• The physical and spiritual components of brain cancer.
• The psycho-spiritual path to wholeness.
• Finding the inner strength to discover meaning in suffering.
• Finding creative ways to contribute to the healing of numerous other souls.
Jean Benedict Raffa: An extended family member who is a self-employed writer and public-speaker. She has also served on various college faculties. She has her doctorate in curriculum and instruction and now pursues her interests in psychology, religion, women’s studies, and mythology.
From a February 2005 Letter
This experience has both a physical and a spiritual component. You are doing such an excellent job of attending to both. Your recognition of the need for more alone time is right on, and your determination to honor this is also right on.
I know it takes a lot of courage to do this, especially when your life has been defined up to this point by acting and doing and producing. But, in listening to your body and inner voice and giving yourself time to be alone with them, you are honoring all those other aspects of yourself that were lying dormant while you immersed yourself in your work in the outer world.
Uniting the outer with the inner in this way is the work of the individuation journey, the psycho-spiritual path to wholeness. I know you've always been on that path to a certain extent, but now you've really entered it full time.
Interestingly, Carl Jung said that this is exactly what the second half of life (i.e., past the age of 35) is for: self-discovery, self-knowledge, and integrating the opposites into a more complete whole. I don't know how old you are, but I do know you're on the right path. My thoughts and best wishes are with you so often.
From an August 2005 Letter
I do wish the news about your surgery had been better. Of course I'm thrilled that you can walk and think and read and write, but I wanted to hear that they got it all and that your problems were over. I have to remind myself that this definition of healing (i.e., where the physical problem is entirely cured and eliminated) is the automatic preference of the human ego, but it is not the only definition of healing, nor is it always the most desirable one from a cosmic point of view. What I mean is that from the ego's point of view, illness always appears bad; however, if we enlarge our individual perspective to encompass the historical or the spiritual, (to mention only two), we can find positive meaning even in the worst of tragedies.

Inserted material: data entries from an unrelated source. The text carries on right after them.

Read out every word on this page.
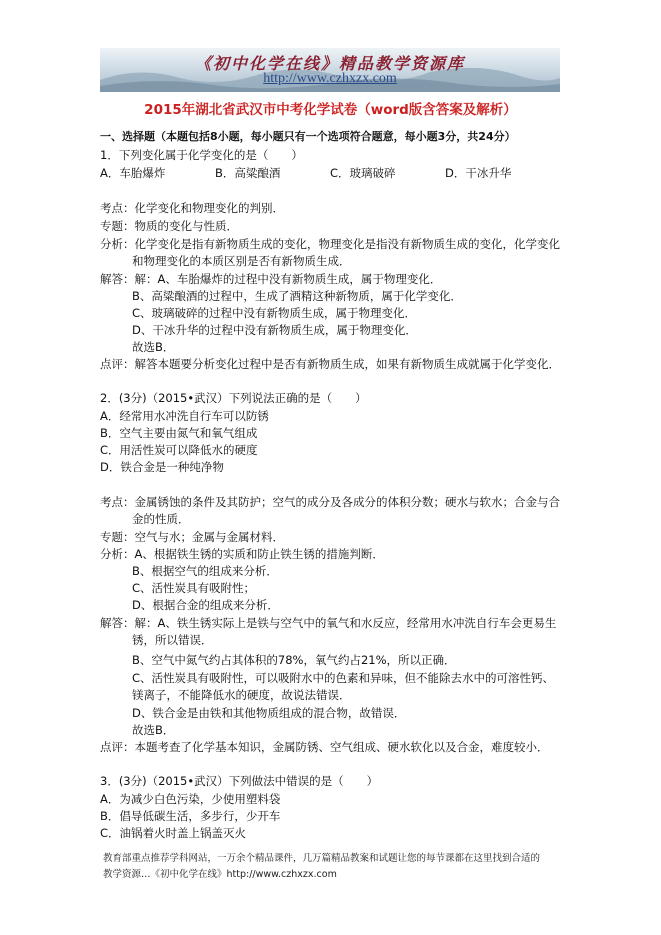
《初中化学在线》精品教学资源库
http://www.czhxzx.com
2015年湖北省武汉市中考化学试卷（word版含答案及解析）
一、选择题（本题包括8小题，每小题只有一个选项符合题意，每小题3分，共24分）
1．下列变化属于化学变化的是（　　）
A．车胎爆炸	B．高粱酿酒	C．玻璃破碎	D．干冰升华
考点：化学变化和物理变化的判别．
专题：物质的变化与性质．
分析：化学变化是指有新物质生成的变化，物理变化是指没有新物质生成的变化，化学变化
和物理变化的本质区别是否有新物质生成．
解答：解：A、车胎爆炸的过程中没有新物质生成，属于物理变化．
B、高粱酿酒的过程中，生成了酒精这种新物质，属于化学变化．
C、玻璃破碎的过程中没有新物质生成，属于物理变化．
D、干冰升华的过程中没有新物质生成，属于物理变化．
故选B．
点评：解答本题要分析变化过程中是否有新物质生成，如果有新物质生成就属于化学变化．
2．(3分)（2015•武汉）下列说法正确的是（　　）
A．经常用水冲洗自行车可以防锈
B．空气主要由氮气和氧气组成
C．用活性炭可以降低水的硬度
D．铁合金是一种纯净物
考点：金属锈蚀的条件及其防护；空气的成分及各成分的体积分数；硬水与软水；合金与合
金的性质．
专题：空气与水；金属与金属材料．
分析：A、根据铁生锈的实质和防止铁生锈的措施判断．
B、根据空气的组成来分析．
C、活性炭具有吸附性；
D、根据合金的组成来分析．
解答：解：A、铁生锈实际上是铁与空气中的氧气和水反应，经常用水冲洗自行车会更易生
锈，所以错误．
B、空气中氮气约占其体积的78%，氧气约占21%，所以正确．
C、活性炭具有吸附性，可以吸附水中的色素和异味，但不能除去水中的可溶性钙、
镁离子，不能降低水的硬度，故说法错误．
D、铁合金是由铁和其他物质组成的混合物，故错误．
故选B．
点评：本题考查了化学基本知识，金属防锈、空气组成、硬水软化以及合金，难度较小．
3．(3分)（2015•武汉）下列做法中错误的是（　　）
A．为减少白色污染，少使用塑料袋
B．倡导低碳生活，多步行，少开车
C．油锅着火时盖上锅盖灭火
教育部重点推荐学科网站，一万余个精品课件，几万篇精品教案和试题让您的每节课都在这里找到合适的
教学资源…《初中化学在线》http://www.czhxzx.com
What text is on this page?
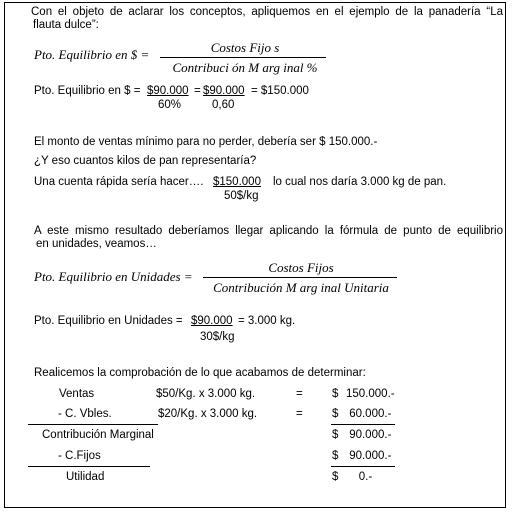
Con el objeto de aclarar los conceptos, apliquemos en el ejemplo de la panadería “La
flauta dulce”:
Pto. Equilibrio en $ =	Costos Fijo s
Contribuci ón M arg inal %
Pto. Equilibrio en $ = $90.000 = $90.000 = $150.000
60%	0,60
El monto de ventas mínimo para no perder, debería ser $ 150.000.-
¿Y eso cuantos kilos de pan representaría?
Una cuenta rápida sería hacer…. $150.000 lo cual nos daría 3.000 kg de pan.
50$/kg
A este mismo resultado deberíamos llegar aplicando la fórmula de punto de equilibrio
en unidades, veamos…
Pto. Equilibrio en Unidades =
Costos Fijos
Contribución M arg inal Unitaria
Pto. Equilibrio en Unidades = $90.000 = 3.000 kg.
30$/kg
Realicemos la comprobación de lo que acabamos de determinar:
Ventas	$50/Kg. x 3.000 kg.	=	$ 150.000.-
- C. Vbles.	$20/Kg. x 3.000 kg.	=	$ 60.000.-
Contribución Marginal	$ 90.000.-
- C.Fijos	$ 90.000.-
Utilidad	$ 0.-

For example, every authentic mythic or historic hero/leader/benefactor who has ever inspired humanity and improved the human lot (from Dionysus and Persephone of Greek myth, to native shamans, to Jesus and the saints of Western religion, to powerfully influential social and political leaders like Abraham Lincoln and Martin Luther King, Jr. and Winston Churchill) at some point undergoes a crisis, often life-threatening, which furnishes the courage and wisdom to bring new healing life back to the community. This is the archetypal hero journey and it speaks to a spiritual truth which the deeper soul readily recognizes but the ego finds very difficult to accept. No one wants to suffer, but everyone eventually does. Those who discover the inner strength to find meaning in their suffering, and to use it to improve the human condition, are the true heroes. Through experiencing a traumatic fracturing and consequent healing of their own souls, regardless of what happens to their bodies, they find creative ways to contribute to the healing of numerous other souls.
From what I know about you, from what I sense about you, and from what I've seen about the open, honest, and courageous way you are dealing with your illness, I can't help but wonder if perhaps your soul has chosen to take the hero's journey in this lifetime. If so, then I hope you understand that it is the highest, most noble and worthwhile calling that a human soul can have.
Let me close with something I once heard from Robert Johnson, a Jungian analyst and writer who is on the hero's journey: "The depth of your crisis is a measure of your genius." I find this enormously comforting.